Ética na medicina: um domínio que se faz necessário

Por Cibele Alves de Carvalho

Existem aspectos na medicina que sempre estarão em voga. As questões éticas da profissão, por exemplo, são princípios que devem estar em pauta sempre. Seja nas faculdades, nos consultórios, ou em qualquer lugar onde a medicina esteja sendo exercida.

Em 2019 passou a vigorar o novo código de ética médica. É por meio dele que os médicos devem se orientar e buscar respostas aos desafios do exercício diário da profissão. A população também pode consultá-lo, pois se encontra disponível no portal do Conselho Federal de Medicina – CFM.

Frequentemente, deparamo-nos com notícias de médicos que cometeram atos que não condizem com uma postura ética e profissional. Apurar, julgar e, se necessário, aplicar correções por tais atos praticados faz parte de uma das formas de atuação dos Conselhos Regionais de Medicina. Entretanto, não consideramos tarefa fácil julgar os colegas.

Num mundo ideal, não estaríamos diante de tantos processos e sindicâncias. Pensando nisso, também é papel do nosso Conselho atuar de forma preventiva. Por isso, o CRM-MG promove cursos de Ética Médica para estudantes de medicina e médicos, nos variados níveis de atuação, assim como para aqueles que exercem funções de diretoria ou que integram comissões de ética nas diversas instituições.

Durante os cursos, totalmente gratuitos, são abordados assuntos como: resoluções do CFM e suas aplicações; dilemas éticos; conflitos com pacientes; e responsabilidade profissional. Alem dos cursos de ética, o CRM-MG também realiza, gratuitamente, vários cursos para o programa de Educação Médica Continuada visando reciclagem profissional.

São formas de aprimoramento dos conhecimentos técnicos, também com foco na prevenção da má pratica profissional. Estes cursos abrangem diversas áreas e são chancelados por sociedades de especialidades ou organismos internacionais, como a American Heart Association. Em 2019, o curso Emergências Clínicas, por exemplo, recebeu o maior número de inscritos, com quase mil participantes no total.

Assuntos novos chegam todos os dias!

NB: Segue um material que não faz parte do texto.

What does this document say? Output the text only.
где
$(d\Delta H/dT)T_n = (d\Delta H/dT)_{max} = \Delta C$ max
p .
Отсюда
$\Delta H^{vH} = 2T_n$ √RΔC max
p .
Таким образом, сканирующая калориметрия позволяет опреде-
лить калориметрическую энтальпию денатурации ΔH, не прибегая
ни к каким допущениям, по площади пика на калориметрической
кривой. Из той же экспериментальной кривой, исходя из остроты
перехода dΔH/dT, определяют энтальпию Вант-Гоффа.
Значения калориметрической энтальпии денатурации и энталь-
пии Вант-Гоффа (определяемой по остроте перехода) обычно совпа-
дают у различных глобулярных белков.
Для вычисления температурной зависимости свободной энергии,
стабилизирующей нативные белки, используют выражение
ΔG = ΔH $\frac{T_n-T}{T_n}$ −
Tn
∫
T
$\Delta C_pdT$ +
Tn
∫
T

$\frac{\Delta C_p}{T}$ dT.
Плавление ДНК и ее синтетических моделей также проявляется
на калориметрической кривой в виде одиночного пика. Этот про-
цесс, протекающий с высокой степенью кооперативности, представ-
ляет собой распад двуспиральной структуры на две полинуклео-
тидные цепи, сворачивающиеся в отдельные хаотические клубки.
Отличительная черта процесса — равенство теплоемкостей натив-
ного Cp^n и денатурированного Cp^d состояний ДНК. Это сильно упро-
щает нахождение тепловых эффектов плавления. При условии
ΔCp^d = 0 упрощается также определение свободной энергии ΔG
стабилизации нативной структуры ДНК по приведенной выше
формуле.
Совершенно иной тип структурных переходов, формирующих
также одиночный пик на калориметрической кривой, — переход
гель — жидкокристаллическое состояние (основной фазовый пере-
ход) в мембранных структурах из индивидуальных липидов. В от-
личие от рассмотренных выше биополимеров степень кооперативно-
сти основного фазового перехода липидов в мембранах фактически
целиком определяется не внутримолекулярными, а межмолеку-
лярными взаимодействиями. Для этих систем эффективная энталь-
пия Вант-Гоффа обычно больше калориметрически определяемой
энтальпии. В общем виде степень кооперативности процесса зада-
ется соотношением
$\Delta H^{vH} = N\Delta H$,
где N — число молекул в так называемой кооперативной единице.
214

Existem profissionais que acabam sofrendo advertências por desconhecimento das normatizações. A telemedicina é exemplo de uma realidade que necessita de regulamentação com participação da comunidade médica. Nossos profissionais ainda transitam no vácuo do certo e incerto quando o assunto é tecnologia e mundo virtual.

O mundo evolui, assim como novas técnicas surgem. E, assim, novas resoluções são necessárias para normatizar esta evolução. Acompanhar todo esse processo se faz importante e extremamente necessário.